ME is an immunological and neurological illness, so it seems quite ridiculous that CBT and GET could have any success in actually treating the disease, as they are psychological therapies.
To suggest that CBT and GET are effective, is an issue for all of us, because it lends credibility to the claims that ME is a psychiatric illness, and it leads to research funding being given to psychiatric research, which as been a big problem for us over the past few years.

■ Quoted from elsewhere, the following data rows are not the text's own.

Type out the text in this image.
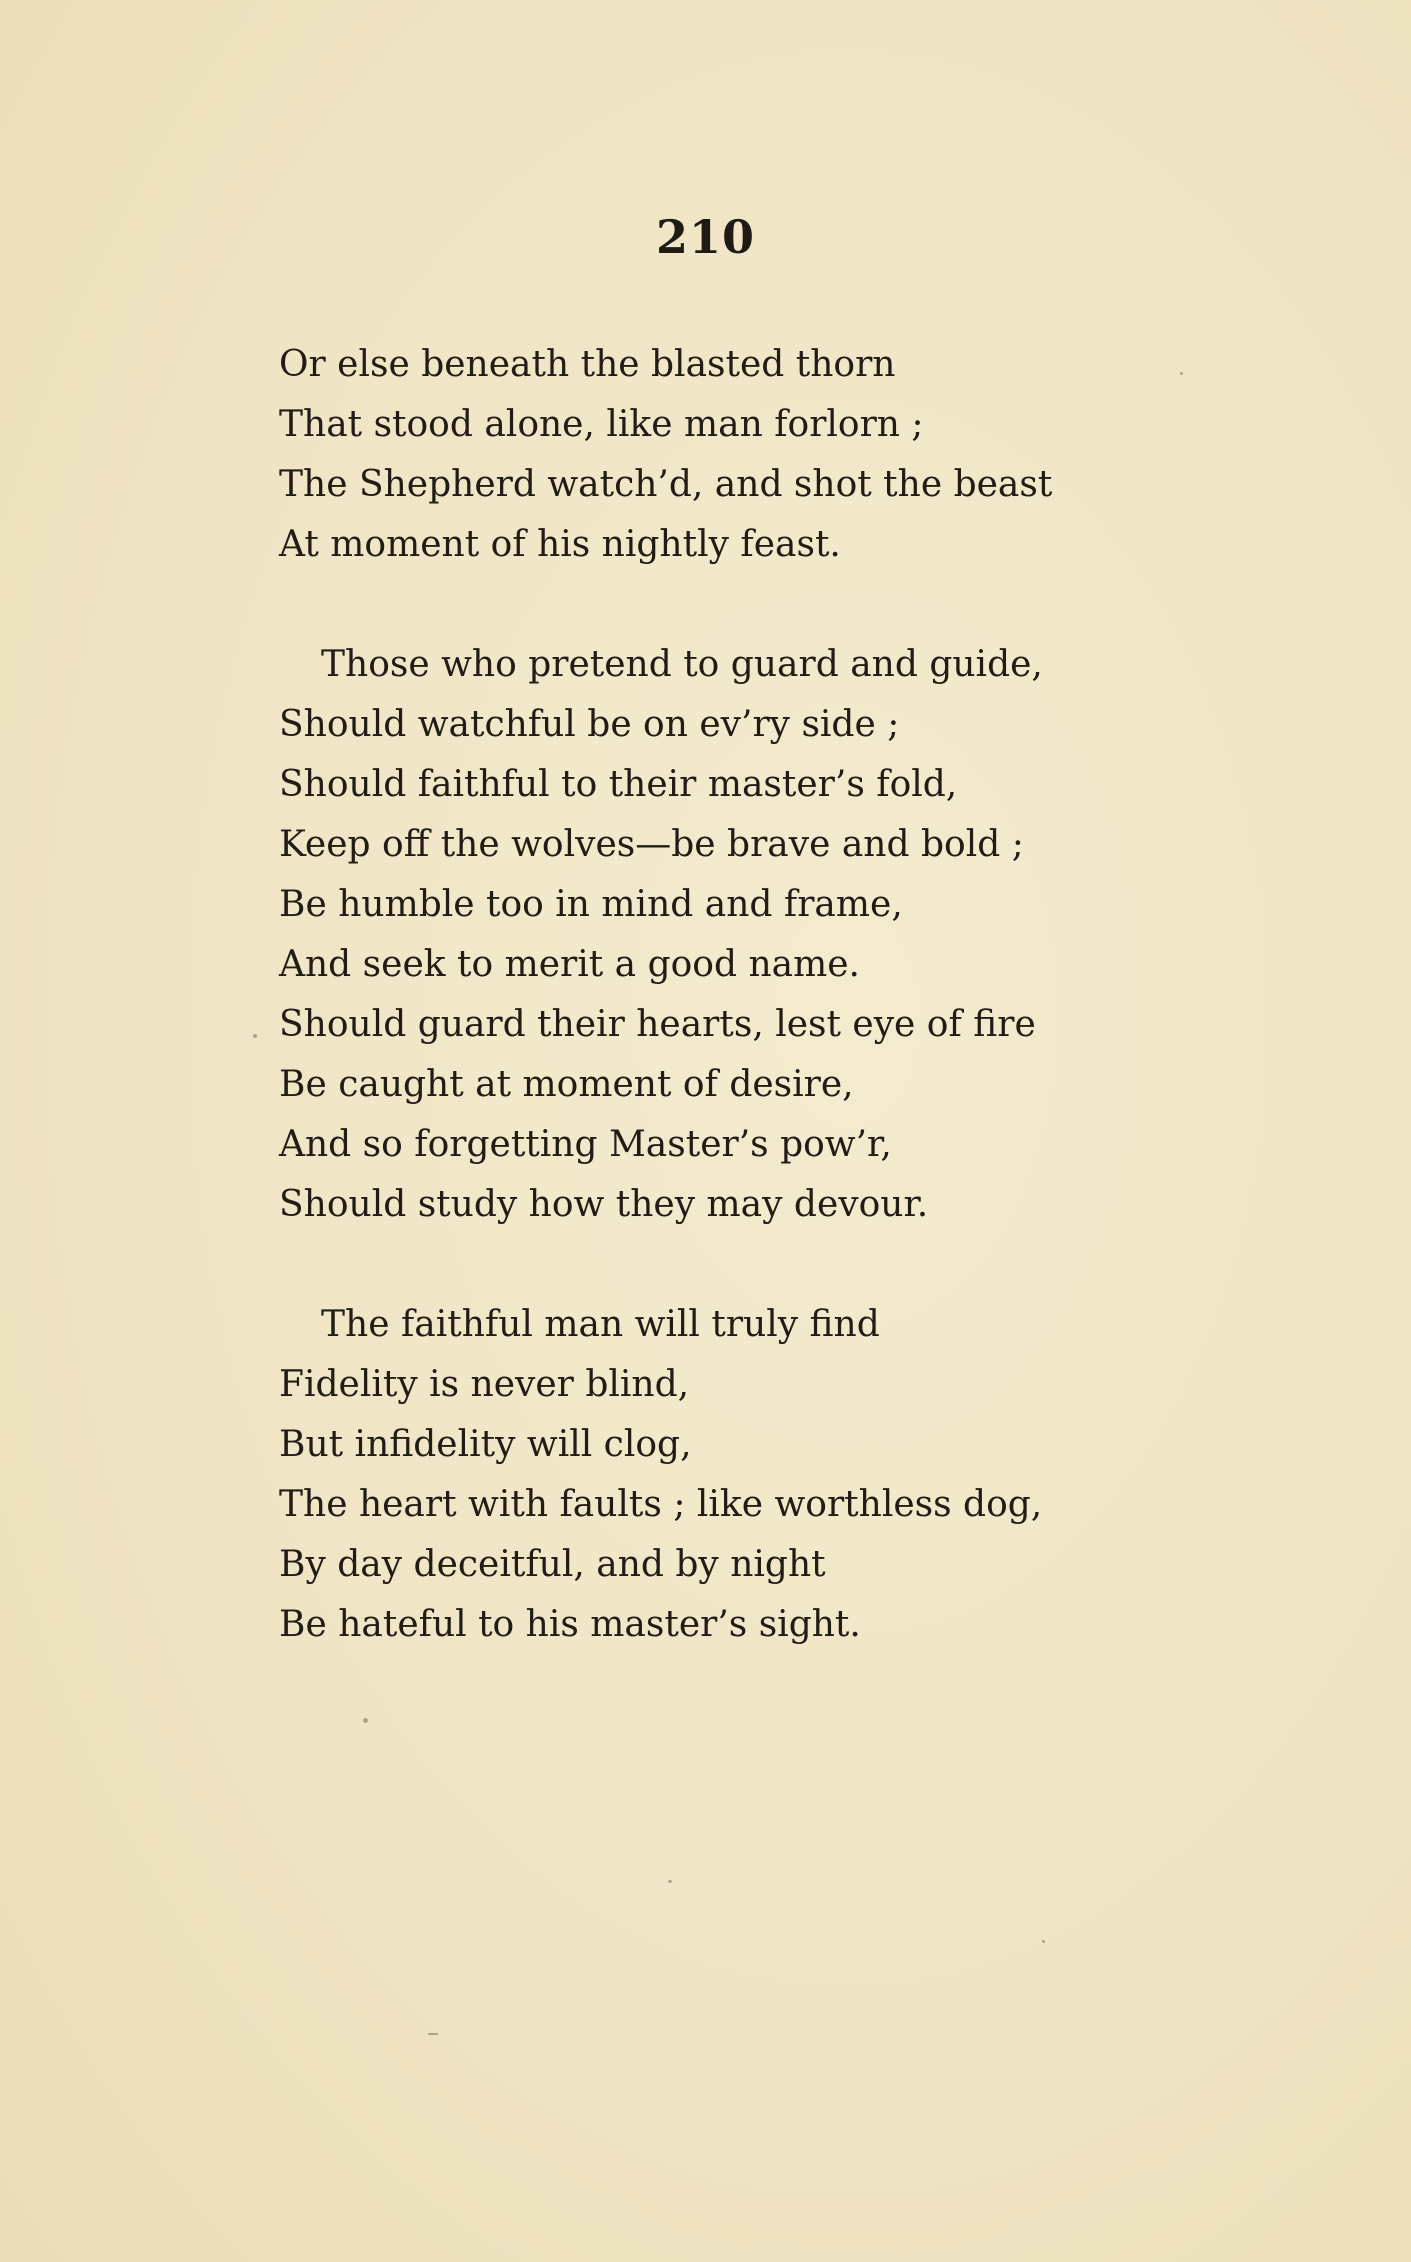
210
Or else beneath the blasted thorn
That stood alone, like man forlorn ;
The Shepherd watch’d, and shot the beast
At moment of his nightly feast.
Those who pretend to guard and guide,
Should watchful be on ev’ry side ;
Should faithful to their master’s fold,
Keep off the wolves—be brave and bold ;
Be humble too in mind and frame,
And seek to merit a good name.
Should guard their hearts, lest eye of fire
Be caught at moment of desire,
And so forgetting Master’s pow’r,
Should study how they may devour.
The faithful man will truly find
Fidelity is never blind,
But infidelity will clog,
The heart with faults ; like worthless dog,
By day deceitful, and by night
Be hateful to his master’s sight.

I acknowledge that some people might have experienced at least subjective benefit from CBT and GET, but it should be noted that the improvements seen in both in the PACE Trial were no more than the improvements as a result of 'relaxation' seen in
another study by Peter White (although I haven't quite worked out how to take account of the control groups in this study.) In any case, CBT and GET made almost no difference in the PACE Trial. A maximum average of 13% of patients responded to treatment, by the tiny amount that was considered to be a clinical response. Patients were left severely disabled a year after treatment. In the FINE trial, CBT and GET were both found to be useless.
CBT and GET do not
treat ME, but there are many reasons why patients might experience benefit from both, such as:
1. Placebo effect.
2. Natural fluctuations in symptoms over time, that coincide with the therapy.
3. Patients who embark on GET might have already improved to a point where they feel ready to embark on a motivational course.
4. Patients find motivational techniques helpful.
5. Patients with psychological illnesses may have been misdiagnosed. (It has been shown that there is a 40% misdiagnosis rate for ME.)
6. Patients may be reporting their optimism, rather than actual outcomes.
7. Patients may feel subjective improvements, but there maybe no objective improvements.